CREATIVE CREW ケース例

The Story

Aさんの取り組み

一般企業に就労経験のあるAさん

短期目標は、<少しずつ馴染みながら仕事に励む>こと。
最初のテーマは「雰囲気に馴染み、働く基礎を学ぶこと」。
体験実習初日、緊張した雰囲気の中で表情も強張っていた。
これは当然のことであり、本人も「人見知りで…」と言っていた。
先輩スタッフたちと仕事を通して関わる中で笑顔も見られはじめ、少しずつ気持ちも体も和らいできた。
時には先輩スタッフにコーヒーを入れてもらい、みんなと一緒に美味しい時間を過ごす姿も見られた。
「クリエイティブクルーの利用者と、焦らずゆっくりなじんでほしい。
 そして、しっかり仕事を覚え、前に進んでいってほしい。」と話をしていた。
過去には、一般企業で清掃の仕事をしていた経験もある。しかし様々な面において、しんどく、つらい思いをした。
実際、周りの利用者と話をするときに緊張しており、表情も硬かった。
「うまくいかないと不安になるんです」と、神妙な顔で言ってきたこともある。

The present situation 現 状

まず仕事内容を覚える。

メッセージカードカット、ブランドタグのカット、巾着などの縫製…。
先輩利用者に教えてもらう中で、真剣に人の話を聞き、努力する姿勢と気持ちが根付いてきた。
しかし、仕事の手が止まってしまうことが多く、「集中力」「持続力」の面での課題が見えてきた。
「持続力」については「速度(ペース)」が関係してくる。
例えばメッセージカードカットでは、3時間で3枚。
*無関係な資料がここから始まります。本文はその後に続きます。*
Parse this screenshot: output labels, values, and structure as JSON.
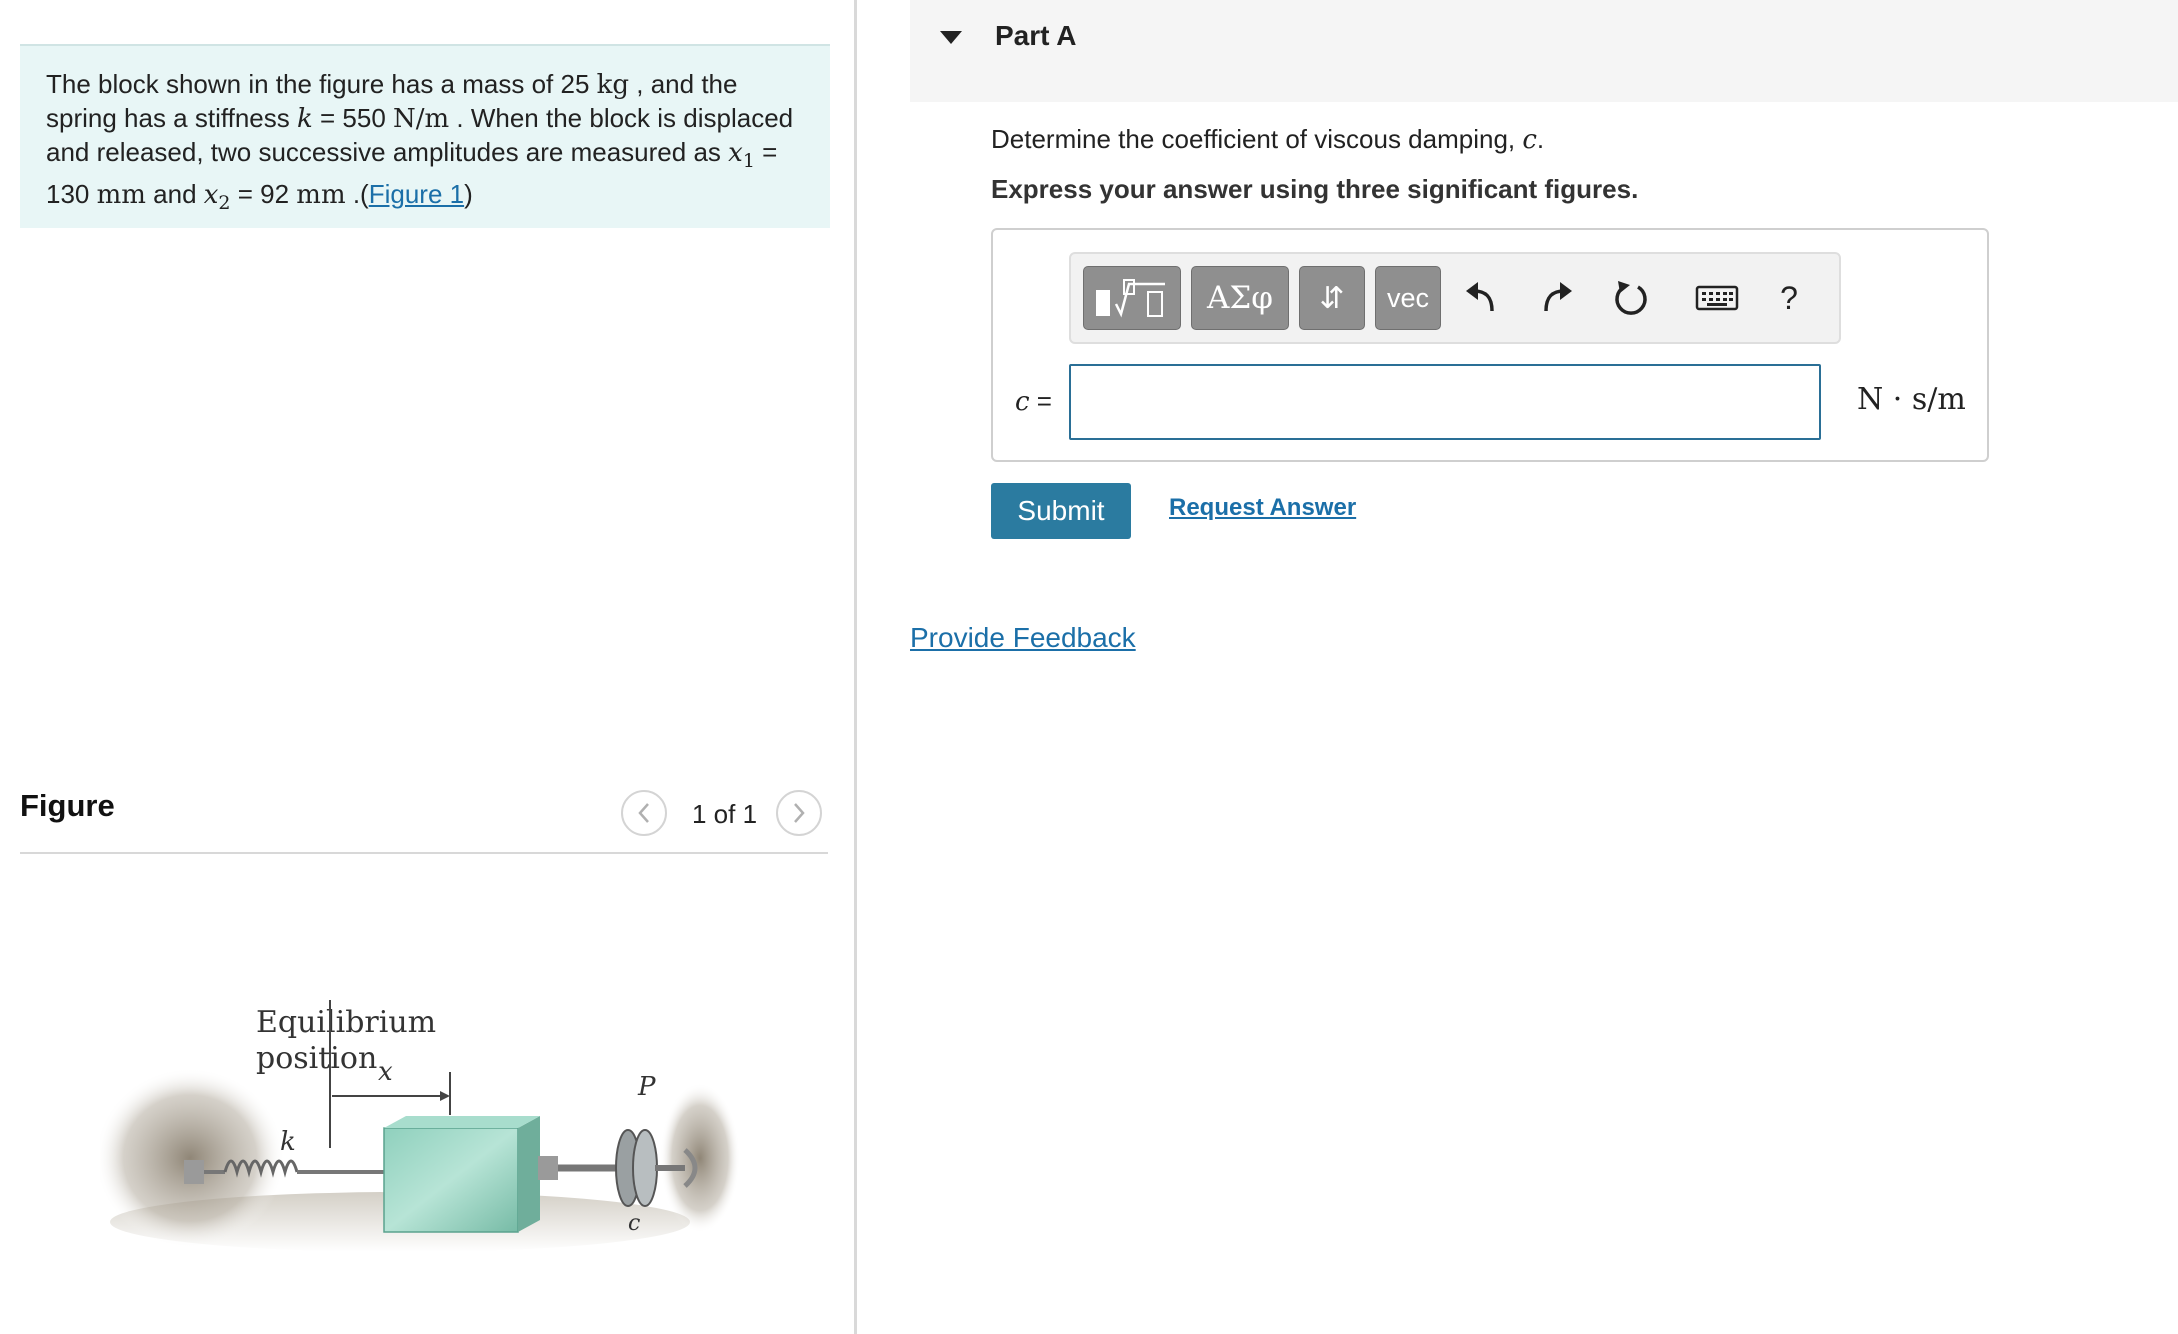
{
  "problem": {
    "t1": "The block shown in the figure has a mass of 25 ",
    "u_mass": "kg",
    "t2": " , and the spring has a stiffness ",
    "k_sym": "k",
    "t3": " = 550 ",
    "u_stiff": "N/m",
    "t4": " . When the block is displaced and released, two successive amplitudes are measured as ",
    "x1_sym": "x",
    "x1_sub": "1",
    "t5": " = 130 ",
    "u_mm1": "mm",
    "t6": " and ",
    "x2_sym": "x",
    "x2_sub": "2",
    "t7": " = 92 ",
    "u_mm2": "mm",
    "t8": " .(",
    "figure_link": "Figure 1",
    "t9": ")"
  },
  "figure": {
    "title": "Figure",
    "pager": "1 of 1",
    "labels": {
      "equilibrium": "Equilibrium",
      "position": "position",
      "x": "x",
      "k": "k",
      "p": "P",
      "c": "c"
    }
  },
  "part": {
    "title": "Part A",
    "question_text": "Determine the coefficient of viscous damping, ",
    "question_var": "c",
    "question_end": ".",
    "instruction": "Express your answer using three significant figures."
  },
  "toolbar": {
    "greek_label": "ΑΣφ",
    "arrows_label": "⇵",
    "vec_label": "vec",
    "help_label": "?"
  },
  "answer": {
    "var_label": "c",
    "eq_label": " =",
    "value": "",
    "units": "N · s/m"
  },
  "actions": {
    "submit_label": "Submit",
    "request_answer_label": "Request Answer",
    "feedback_label": "Provide Feedback"
  }
}
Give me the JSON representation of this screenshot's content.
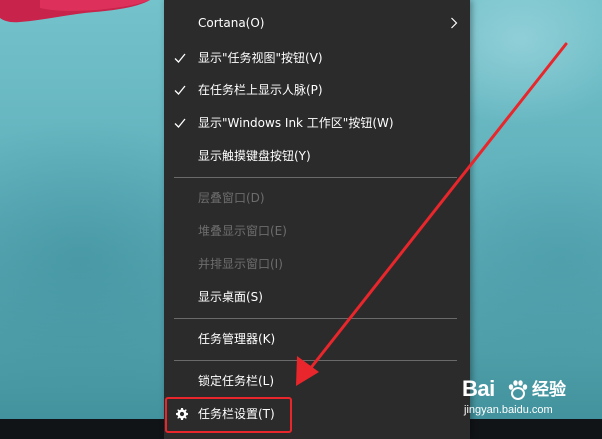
{
  "context_menu": {
    "items": [
      {
        "label": "Cortana(O)",
        "checked": false,
        "submenu": true,
        "disabled": false
      },
      {
        "label": "显示\"任务视图\"按钮(V)",
        "checked": true,
        "submenu": false,
        "disabled": false
      },
      {
        "label": "在任务栏上显示人脉(P)",
        "checked": true,
        "submenu": false,
        "disabled": false
      },
      {
        "label": "显示\"Windows Ink 工作区\"按钮(W)",
        "checked": true,
        "submenu": false,
        "disabled": false
      },
      {
        "label": "显示触摸键盘按钮(Y)",
        "checked": false,
        "submenu": false,
        "disabled": false
      },
      {
        "label": "层叠窗口(D)",
        "checked": false,
        "submenu": false,
        "disabled": true
      },
      {
        "label": "堆叠显示窗口(E)",
        "checked": false,
        "submenu": false,
        "disabled": true
      },
      {
        "label": "并排显示窗口(I)",
        "checked": false,
        "submenu": false,
        "disabled": true
      },
      {
        "label": "显示桌面(S)",
        "checked": false,
        "submenu": false,
        "disabled": false
      },
      {
        "label": "任务管理器(K)",
        "checked": false,
        "submenu": false,
        "disabled": false
      },
      {
        "label": "锁定任务栏(L)",
        "checked": false,
        "submenu": false,
        "disabled": false
      },
      {
        "label": "任务栏设置(T)",
        "checked": false,
        "submenu": false,
        "disabled": false,
        "icon": "gear-icon",
        "highlighted": true
      }
    ]
  },
  "watermark": {
    "logo_text": "Bai",
    "logo_icon": "paw-icon",
    "cn_text": "经验",
    "url": "jingyan.baidu.com"
  },
  "annotation": {
    "arrow_color": "#e8262b",
    "highlight_color": "#e8262b"
  },
  "colors": {
    "menu_bg": "#2b2b2b",
    "menu_text": "#ffffff",
    "disabled_text": "#6d6d6d",
    "separator": "#6a6a6a",
    "taskbar": "#111417"
  }
}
一般的には「遅い」と言わざるを得ない。
「全般的に遅い」というキーワードが「彼女の弱さ」へとつながり、この弱さに対して、取り組みの標準を合わせて行くことにした。

Her worries

彼女の持つ弱み

最大限にイメージ、仮説を立てる。
  • 遅いから怒られるんです

    「マイペース」と「ユアペース」のバランスを取りながら、不安からくる「繰り返し行動」「常同行動」と向き合っていく必要がある。

  • 平穏無事な生活を送りたい

    20代の女性が考えるテーマにしては、あまりにも寂しい。
    もっと躍動的で年齢に応じた内容を期待したい。
    この考えの向こう側には、諦めのような雰囲気が漂い、「前向き」ではなく「後ろ向き」である。

  • しんどいです、やめたいです

    イヤなことから逃げてきた人生である。しかし、それは本心だろうか。
    実は、逃げる・避けるしか方法を知らないのではないだろうか。
    考え方として、
    「本当は、続けたい」
    「がんばりたい」
    「ペースを早くしたい」
    「認められたい」
    「必要とされたい」
    「前向きになりたい」
    「褒められたい」
    という気持ちがあるのではないだろうか。

Her strengths

彼女の持つ強みをポイント項目化

日頃の向き合いから感じたこと

  • 休まずに出勤する

  • 遅刻をしない

  • 挨拶が出来る

  • 掃除が上手

  • 最後までやり切る

  • 人と関わりたい

  • 気が利く
    (机の上のゴミなど)

  • ゆっくり丁寧

  • 穏やかな性格

  • 体調管理ができる

  • 人に物事を
    教えることが出来る

  • 自分の考えを
    説明することが出来る

  • 笑顔がカワイイ

  • こどもが好き

  • 優しい人柄

  • more...

具体的な取り組み

強みと弱みを擦り合わせて考える

ありとあらゆる視点や角度から物事を考えてみる。
やはり、本人のこれまでの生い立ちが気になる。
ある日、皆と一緒にテレビを見ているとき「児童の虐待」のニュースが取り上げられていた。
それを見た瞬間、表情を一気に曇らせ「私、小さいときにお父さんから・・」というつらい過去を思い出してしまう。
この過去を払拭するのは難しく、負のイメージが外部から作用した場合、一気に後ろ向きな思考になってしまう。
この「後向き」のベースの上に「前向き」を立ち上げていくだけでは、根本の状態を立て直すのは難しいと考える。そのために強み(前向き)のもと、弱み(後向き)の部分を丁寧に粘り強く「修正」していく必要がある。

過去のつらい出来事は消えない。
しかし、つらい実感を持って進んでいく機会を多く感じることで、「充実感」や「満足感」を得ることが出来るはず。
一方で、努力がないまま頓挫している過去は、足を引っ張り続け、最後には引き込まれてしまう恐れがある。
「どちらがいい?」という問いに対して、「そっち(過去)のほうはイヤです」とハッキリと答えていた。

思いと今後

前述したように何か事が起きれば自動的に「後ろ向き」が入ってしまう。
一度そのスイッチが入ると気持ちもカラダも後ずさりする。
そのため、話を聞くだけでなく具体的な解決方法や考え方を教えていく必要がある。
ただ「遅いから早くしてください」という働きかけだけでは混乱して進まない。
そこで、一日のスケジュールを作成提示、具体的な見通しと行動に範化できるように工夫している。
また、行動と連動させることで「実感」と「成功の積み重ね」で気持ちとカラダが少しずつ前進していくと考えている。
前述のように「彼女の強み」は魅力的な中身であり、本当に成長してほしい思いと願っている。
今後も一緒に汗をかきながら進んでいきたい。